By Elizabeth Murphy

Basketball, mountain biking, magic cards, hackeysacks, alternative music: these are some of the important elements in the lives of adolescents at St. Paul's School in St. John's, Newfoundland in 1996. Are these interests similar to or different from the interests of other teens elsewhere in Newfoundland or the world? Finding an answer to this question was one of the aims of a project entitled Math Radicals.

The project involved a group of grade nine math students from St. Paul's writing math story problems based on their own adolescent culture. As parents and teachers we can sometimes be unaccepting of adolescent culture. We often view teen's music and fashions as being radical. It's not surprising we do. Their culture most often is radical! As a teacher of these students, as a former rather radical teenager and as the parent of a soon-to-be teenager I felt a need to validate this culture. I wanted to give these teens a chance to discuss their culture and I wanted it to become a theme in their school learning experiences.

What does this all have to do with Math? Another important aim of the project was to get the students to have some fun with math, to get them to see how it could relate to their own lives, to lead them to make connections between their lives and math and to use math to communicate with other teens.

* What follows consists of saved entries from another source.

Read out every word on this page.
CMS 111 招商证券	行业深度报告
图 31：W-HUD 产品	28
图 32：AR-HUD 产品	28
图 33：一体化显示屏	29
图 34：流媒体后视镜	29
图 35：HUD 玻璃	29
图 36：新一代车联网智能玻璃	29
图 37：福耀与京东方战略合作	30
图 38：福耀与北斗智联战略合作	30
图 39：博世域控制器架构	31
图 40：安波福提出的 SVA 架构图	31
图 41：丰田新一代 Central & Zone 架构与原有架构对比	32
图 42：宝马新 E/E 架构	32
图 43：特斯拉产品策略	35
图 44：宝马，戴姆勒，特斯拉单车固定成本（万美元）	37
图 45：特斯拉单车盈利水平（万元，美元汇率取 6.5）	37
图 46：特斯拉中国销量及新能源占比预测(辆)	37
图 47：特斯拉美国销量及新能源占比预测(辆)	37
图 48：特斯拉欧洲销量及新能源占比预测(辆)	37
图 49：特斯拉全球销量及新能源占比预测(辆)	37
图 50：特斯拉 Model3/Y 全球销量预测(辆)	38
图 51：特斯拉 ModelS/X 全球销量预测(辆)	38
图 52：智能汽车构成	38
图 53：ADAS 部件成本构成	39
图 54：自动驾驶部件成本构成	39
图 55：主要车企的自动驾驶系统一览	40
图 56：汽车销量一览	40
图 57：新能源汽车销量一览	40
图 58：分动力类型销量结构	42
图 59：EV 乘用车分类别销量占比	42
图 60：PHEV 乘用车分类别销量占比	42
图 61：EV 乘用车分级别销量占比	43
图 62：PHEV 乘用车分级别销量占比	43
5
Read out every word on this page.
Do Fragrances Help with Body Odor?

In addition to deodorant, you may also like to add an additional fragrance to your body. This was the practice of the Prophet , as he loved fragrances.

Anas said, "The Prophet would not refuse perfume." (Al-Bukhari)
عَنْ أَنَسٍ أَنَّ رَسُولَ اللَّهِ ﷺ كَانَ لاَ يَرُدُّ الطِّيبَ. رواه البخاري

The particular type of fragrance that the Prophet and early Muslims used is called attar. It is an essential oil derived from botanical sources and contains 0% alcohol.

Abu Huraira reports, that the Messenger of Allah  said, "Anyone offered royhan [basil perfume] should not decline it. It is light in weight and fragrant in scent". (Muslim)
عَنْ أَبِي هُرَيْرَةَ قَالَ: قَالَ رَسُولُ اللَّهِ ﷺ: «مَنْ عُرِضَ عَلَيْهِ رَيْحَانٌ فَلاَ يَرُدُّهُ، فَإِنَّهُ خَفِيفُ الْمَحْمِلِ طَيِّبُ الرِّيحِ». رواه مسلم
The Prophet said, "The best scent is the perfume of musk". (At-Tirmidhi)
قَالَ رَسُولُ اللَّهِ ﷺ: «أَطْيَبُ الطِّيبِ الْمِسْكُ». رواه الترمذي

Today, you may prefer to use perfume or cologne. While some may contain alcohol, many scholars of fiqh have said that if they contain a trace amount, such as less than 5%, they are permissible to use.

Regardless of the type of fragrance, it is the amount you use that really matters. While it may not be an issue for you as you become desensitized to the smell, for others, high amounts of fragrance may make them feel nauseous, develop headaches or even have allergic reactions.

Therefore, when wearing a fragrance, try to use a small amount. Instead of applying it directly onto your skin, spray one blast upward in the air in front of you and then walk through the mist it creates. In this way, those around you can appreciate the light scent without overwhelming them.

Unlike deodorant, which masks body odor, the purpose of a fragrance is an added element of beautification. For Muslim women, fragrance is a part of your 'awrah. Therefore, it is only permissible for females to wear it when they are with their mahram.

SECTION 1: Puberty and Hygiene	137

Math textbooks have improved greatly in terms of the meaningfulness of their content. Publishers do aim increasingly to focus on students' interests. Still, often story problems in text books are not meaningful for students and do not even use vocabulary familiar to them. No wonder many students are not motivated to put a lot of effort into problem solving. No wonder as teachers we frequently have to schedule in problem solving to make sure we do it on a regular basis.

Through the help of a School Rings Project., I was able to get 30 hours of online time for student use for this project. I submitted a brief description of the project's aims to Intercultural E-mail Classroom Connections and found some partner classrooms in Florida, Newfoundland, Finland and elsewhere in Canada who were willing to participate.

We have one computer with modem/phoneline for student use. Students type problems offline using Eudora and then send them off using Tcpman and a slip connection. To date we have not received a lot of responses to our problems nor have we received many problems from the other participants. However, St. Paul's students are enjoying talking about their culture, writing story problems and being generally radical. As a teacher I'm having fun too because, just like the students, I'm learning something new.